Khan : La pléthore de résultats négatifs sur la santé qui en découlent sont nombreux. (Ils comprennent) l’impact sur les résultats du travail et de l’accouchement des femmes (et) allant des infections aux hémorragies, voire à la mort.
Phillips : Y a-t-il d’autres raisons non politiques et non basées sur le genre pour cette pratique ?
Khan : Il y a des cultures qui pensent que les MGF sont plus hygiéniques, et que cela garde une femme propre. Et dans certaines cultures, elle est également considérée comme un moyen d’augmenter la fertilité, alors que ce n’est pas le cas. Ce sont toutes des idées fausses et des mythes qui accompagnent cette pratique.
Phillips : Je sais qu’en Afrique au moins, les taux de MGF ont énormément baissé, grâce notamment à l’activisme qui s’est développé à la base.
Khan : Nous sommes enthousiastes à ce sujet. Cela nous donne l’espoir que cela peut être arrêté, et nous les remercions pour leurs efforts.
Phillips : Quelle a été votre réaction au jugement rendu à Détroit (Michigan) en novembre dernier invalidant la loi anti-FGM ?
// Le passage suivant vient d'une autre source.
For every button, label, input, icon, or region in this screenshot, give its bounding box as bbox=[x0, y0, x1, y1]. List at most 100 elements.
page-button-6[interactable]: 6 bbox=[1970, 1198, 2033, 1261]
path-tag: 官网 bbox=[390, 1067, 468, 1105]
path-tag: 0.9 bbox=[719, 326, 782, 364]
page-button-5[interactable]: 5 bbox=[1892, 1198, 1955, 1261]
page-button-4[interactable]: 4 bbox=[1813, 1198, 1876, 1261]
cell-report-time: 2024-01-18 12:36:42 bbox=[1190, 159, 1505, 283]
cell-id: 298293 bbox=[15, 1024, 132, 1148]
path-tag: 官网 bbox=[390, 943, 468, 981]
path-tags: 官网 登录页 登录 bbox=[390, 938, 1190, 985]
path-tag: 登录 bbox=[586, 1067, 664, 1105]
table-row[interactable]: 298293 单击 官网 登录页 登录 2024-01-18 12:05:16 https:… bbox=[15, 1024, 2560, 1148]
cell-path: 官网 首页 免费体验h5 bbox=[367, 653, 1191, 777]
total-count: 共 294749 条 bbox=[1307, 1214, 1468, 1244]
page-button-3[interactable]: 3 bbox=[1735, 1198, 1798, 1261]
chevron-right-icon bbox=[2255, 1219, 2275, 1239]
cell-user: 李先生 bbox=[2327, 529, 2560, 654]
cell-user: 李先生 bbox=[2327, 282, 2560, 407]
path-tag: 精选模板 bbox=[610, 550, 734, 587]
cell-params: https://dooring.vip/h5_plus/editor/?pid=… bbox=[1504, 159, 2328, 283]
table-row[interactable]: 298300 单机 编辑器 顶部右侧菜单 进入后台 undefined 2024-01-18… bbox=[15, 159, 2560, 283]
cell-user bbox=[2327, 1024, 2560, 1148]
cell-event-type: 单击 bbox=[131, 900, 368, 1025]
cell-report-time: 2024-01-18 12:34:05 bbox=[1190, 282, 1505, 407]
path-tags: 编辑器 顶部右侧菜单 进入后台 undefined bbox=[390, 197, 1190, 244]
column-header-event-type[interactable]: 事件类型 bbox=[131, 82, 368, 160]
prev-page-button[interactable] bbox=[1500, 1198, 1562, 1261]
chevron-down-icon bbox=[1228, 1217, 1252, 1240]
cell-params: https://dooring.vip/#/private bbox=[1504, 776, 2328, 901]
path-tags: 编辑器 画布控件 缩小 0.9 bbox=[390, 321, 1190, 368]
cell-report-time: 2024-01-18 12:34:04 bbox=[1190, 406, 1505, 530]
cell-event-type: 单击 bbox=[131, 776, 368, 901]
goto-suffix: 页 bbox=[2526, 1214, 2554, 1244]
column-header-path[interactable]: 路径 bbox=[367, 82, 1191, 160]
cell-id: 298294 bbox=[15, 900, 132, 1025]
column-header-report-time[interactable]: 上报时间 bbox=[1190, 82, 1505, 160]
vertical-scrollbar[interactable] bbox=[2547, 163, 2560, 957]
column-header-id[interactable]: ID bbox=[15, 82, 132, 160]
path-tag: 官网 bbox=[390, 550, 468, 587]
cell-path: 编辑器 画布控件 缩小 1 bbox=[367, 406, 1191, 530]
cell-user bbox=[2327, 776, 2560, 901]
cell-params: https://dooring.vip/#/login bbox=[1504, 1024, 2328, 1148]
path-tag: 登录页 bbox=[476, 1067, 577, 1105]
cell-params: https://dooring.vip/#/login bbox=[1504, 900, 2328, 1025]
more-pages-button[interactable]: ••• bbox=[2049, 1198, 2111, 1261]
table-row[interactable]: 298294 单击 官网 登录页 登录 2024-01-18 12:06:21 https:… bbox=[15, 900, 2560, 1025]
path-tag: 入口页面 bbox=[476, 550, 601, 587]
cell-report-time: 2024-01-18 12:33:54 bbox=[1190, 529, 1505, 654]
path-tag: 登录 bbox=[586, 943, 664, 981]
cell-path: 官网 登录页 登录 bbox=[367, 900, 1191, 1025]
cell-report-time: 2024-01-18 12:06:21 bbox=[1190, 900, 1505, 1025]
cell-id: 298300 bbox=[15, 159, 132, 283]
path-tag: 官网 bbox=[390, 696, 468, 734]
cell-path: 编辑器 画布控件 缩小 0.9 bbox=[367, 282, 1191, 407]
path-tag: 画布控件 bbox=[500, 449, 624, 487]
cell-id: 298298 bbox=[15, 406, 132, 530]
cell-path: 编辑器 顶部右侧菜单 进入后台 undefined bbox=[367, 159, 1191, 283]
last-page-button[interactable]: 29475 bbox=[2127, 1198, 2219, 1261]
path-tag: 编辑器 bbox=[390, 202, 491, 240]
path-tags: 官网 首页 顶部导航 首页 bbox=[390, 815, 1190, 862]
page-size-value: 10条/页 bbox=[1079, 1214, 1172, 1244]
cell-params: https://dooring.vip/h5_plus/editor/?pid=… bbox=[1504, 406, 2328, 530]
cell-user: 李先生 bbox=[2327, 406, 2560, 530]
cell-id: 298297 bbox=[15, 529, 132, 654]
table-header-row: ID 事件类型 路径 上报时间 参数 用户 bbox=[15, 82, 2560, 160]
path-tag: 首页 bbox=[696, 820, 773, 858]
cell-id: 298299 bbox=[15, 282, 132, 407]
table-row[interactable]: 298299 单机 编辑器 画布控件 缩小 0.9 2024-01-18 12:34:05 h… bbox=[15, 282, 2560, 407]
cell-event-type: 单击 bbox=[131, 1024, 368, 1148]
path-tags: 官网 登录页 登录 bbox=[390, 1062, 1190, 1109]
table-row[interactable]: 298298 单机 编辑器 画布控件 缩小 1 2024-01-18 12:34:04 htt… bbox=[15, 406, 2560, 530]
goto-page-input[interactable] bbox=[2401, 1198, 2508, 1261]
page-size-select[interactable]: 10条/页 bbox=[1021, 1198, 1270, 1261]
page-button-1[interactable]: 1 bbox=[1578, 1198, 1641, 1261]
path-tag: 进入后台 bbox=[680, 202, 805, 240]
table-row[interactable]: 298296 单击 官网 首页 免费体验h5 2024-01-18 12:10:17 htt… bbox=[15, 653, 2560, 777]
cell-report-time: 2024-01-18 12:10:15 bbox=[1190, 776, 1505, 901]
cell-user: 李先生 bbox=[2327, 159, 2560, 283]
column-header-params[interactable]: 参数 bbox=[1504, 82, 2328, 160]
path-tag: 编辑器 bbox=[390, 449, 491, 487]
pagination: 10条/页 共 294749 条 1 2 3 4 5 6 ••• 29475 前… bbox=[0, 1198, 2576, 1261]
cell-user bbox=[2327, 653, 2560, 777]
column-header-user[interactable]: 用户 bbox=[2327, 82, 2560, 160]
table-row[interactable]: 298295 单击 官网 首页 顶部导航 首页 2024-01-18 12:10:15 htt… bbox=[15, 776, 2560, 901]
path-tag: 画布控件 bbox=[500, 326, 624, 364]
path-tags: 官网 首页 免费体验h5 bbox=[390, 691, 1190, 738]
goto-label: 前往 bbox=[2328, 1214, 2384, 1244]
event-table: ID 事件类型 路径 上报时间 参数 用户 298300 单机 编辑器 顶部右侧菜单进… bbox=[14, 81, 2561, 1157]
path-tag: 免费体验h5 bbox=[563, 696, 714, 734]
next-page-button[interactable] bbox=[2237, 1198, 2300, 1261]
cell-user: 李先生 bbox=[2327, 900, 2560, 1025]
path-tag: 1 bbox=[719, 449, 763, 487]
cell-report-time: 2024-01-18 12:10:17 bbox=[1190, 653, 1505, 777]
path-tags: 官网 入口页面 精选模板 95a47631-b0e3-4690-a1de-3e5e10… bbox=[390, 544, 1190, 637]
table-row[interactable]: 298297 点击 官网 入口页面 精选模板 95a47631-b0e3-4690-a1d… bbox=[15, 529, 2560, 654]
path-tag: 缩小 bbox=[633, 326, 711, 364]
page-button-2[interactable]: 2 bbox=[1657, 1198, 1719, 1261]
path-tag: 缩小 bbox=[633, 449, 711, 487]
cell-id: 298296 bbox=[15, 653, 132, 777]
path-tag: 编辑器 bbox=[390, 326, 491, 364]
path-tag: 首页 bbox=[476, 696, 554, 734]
Khan : Au Réseau américain End FGM/C, nous avons bien sûr été très déçus de la décision du juge de juger inconstitutionnelle la loi fédérale contre les MGF.Cette loi est en place depuis 1996, et elle a été au centre des efforts américains, tant au niveau national qu’international.
Ce fut vraiment un coup dur pour nous tous, mais surtout pour les survivants. Cependant, nous voyons certaines opportunités dans le fait que cela sensibilise à la question ici.
Nous devons vraiment nous unir à ce sujet pour pousser à un appel et nous assurer que les preuves et les voix des survivants sont amplifiées et font partie de la principale conversation nationale.
Cette interview a été modifiée pour des raisons de longueur et de clarté.